## Saturday, June 2, 2018

### UVa - 10688 - The Poor Giant

Link to the problem on UVa Online Judge

In this problem we want to create a binary decision tree which sum of all of the searches is minimum.
Let's understand the problem with an example:

Let's think we have an array like shown in the picture : [1, 2, 3, 7, 8, 9, 10, 20, 21]
For the first apple to eat we have several options, let's assume we choose 7 to eat first, no matter which apple is sweet at the end, how many times 7 must be eaten? 9 times, because if 1, 2 or 3 is sweet first we have chosen to eat 7, then we know the sweet is on the left side of 7 and we go to the left subtree, if 7 is sweet we have already eaten it, if 8, 9, 10, 20 or 21 is sweet, first we eat 7 and then we move to the right subtree.

So if we choose 7 to be eaten at first, the total cost would be something like this : 7*9 + cost(left_subtree) + cost(right_subtree)
If we use indexes for the cost function it would be something like this: 7*9 + cost(0, 2) + cost(4, 8)

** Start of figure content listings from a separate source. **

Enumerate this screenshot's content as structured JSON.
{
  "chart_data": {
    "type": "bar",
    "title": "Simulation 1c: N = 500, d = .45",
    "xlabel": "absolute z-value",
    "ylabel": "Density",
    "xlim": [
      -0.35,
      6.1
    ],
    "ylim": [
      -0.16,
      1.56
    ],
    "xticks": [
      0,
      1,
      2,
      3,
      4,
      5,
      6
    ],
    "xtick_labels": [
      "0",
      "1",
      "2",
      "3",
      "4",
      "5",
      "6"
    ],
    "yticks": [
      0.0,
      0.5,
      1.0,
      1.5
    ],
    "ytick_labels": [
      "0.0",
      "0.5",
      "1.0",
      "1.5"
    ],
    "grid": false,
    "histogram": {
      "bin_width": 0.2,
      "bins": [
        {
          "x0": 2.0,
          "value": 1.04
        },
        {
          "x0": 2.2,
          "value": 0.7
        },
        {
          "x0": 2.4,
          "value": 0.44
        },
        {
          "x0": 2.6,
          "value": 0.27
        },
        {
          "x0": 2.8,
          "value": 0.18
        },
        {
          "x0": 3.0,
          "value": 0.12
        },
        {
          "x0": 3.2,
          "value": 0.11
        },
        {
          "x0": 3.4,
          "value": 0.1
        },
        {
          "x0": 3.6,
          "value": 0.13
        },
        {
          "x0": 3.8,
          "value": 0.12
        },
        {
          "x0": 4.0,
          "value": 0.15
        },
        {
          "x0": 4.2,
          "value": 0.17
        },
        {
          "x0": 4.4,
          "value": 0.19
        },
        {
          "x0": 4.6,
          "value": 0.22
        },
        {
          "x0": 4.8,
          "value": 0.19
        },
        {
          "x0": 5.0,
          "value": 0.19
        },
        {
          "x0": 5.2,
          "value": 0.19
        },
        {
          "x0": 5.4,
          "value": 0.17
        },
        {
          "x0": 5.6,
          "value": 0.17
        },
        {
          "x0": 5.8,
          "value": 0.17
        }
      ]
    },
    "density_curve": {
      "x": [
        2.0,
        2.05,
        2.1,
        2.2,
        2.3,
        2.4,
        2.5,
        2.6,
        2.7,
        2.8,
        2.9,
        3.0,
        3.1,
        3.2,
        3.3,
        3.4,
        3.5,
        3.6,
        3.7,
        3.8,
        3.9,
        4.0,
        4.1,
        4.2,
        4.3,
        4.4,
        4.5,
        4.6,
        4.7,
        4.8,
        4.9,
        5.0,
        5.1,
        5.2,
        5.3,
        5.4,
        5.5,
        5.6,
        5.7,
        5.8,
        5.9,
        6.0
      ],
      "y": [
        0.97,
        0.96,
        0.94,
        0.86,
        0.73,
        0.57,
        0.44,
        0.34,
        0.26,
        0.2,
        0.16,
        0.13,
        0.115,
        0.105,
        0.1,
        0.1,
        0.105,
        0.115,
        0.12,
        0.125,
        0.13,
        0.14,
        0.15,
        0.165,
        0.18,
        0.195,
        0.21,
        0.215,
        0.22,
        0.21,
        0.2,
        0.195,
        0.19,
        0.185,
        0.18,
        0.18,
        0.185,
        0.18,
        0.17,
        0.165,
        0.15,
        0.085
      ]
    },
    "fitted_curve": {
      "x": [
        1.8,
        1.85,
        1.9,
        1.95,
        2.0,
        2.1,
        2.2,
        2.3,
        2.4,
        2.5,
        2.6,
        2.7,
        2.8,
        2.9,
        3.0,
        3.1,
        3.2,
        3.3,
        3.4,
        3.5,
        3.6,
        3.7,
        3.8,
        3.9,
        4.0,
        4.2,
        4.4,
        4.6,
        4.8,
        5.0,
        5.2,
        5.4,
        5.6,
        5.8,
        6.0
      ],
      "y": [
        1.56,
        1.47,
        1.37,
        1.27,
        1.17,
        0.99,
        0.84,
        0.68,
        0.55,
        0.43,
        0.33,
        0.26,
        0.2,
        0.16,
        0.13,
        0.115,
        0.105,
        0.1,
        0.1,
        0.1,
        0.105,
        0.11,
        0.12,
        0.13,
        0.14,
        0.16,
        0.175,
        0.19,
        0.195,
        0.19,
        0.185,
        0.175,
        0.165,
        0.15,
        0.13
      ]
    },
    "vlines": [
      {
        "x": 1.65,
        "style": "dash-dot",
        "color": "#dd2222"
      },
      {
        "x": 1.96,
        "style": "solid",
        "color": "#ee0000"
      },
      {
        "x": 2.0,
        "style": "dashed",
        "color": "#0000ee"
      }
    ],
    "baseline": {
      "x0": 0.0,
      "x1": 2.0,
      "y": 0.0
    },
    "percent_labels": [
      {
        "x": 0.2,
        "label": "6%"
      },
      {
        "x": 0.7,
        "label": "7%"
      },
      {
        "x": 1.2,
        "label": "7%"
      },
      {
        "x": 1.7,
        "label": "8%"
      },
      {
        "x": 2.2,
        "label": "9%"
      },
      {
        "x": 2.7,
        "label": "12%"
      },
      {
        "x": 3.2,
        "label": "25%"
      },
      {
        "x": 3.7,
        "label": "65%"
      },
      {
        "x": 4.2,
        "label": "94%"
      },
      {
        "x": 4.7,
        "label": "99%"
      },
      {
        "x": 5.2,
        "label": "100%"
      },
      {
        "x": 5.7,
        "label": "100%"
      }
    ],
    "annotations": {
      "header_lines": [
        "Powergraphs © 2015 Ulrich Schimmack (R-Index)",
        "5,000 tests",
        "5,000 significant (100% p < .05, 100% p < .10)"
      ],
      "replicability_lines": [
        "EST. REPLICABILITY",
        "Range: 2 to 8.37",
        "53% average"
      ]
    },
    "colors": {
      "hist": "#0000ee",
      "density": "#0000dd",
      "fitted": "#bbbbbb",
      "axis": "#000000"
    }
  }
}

What if we choose to eat 8 at first? Then the cost would be 8*9 + cost(0, 3) + cost(5, 8), because still 8 must be eaten 9 times no matter which apple is sweet and then recursively solve (0, 3) and (5, 8).

int cost(int i, int j) must calculate the cost of the best decision tree for the numbers in [i...j]

So in order to calculate cost(i, j) we iterate over all possible options for the first apple to be eaten and take the minimum of them as the answer.

What are the basic steps? What if only one apple is remained? We must have already figured it out if only one apple is remained, then cost would be zero.
Formally if i == j then cost is equal to zero.
What if only two numbers are remained? We can eat the lighter apple and figure out if the lighter is sweet or the heavier, then must return weight[i] * 2.

Since there are a lot of overlapping subproblems we memoize answer to each cost(i, j) and use a top-down dynamic programming approach.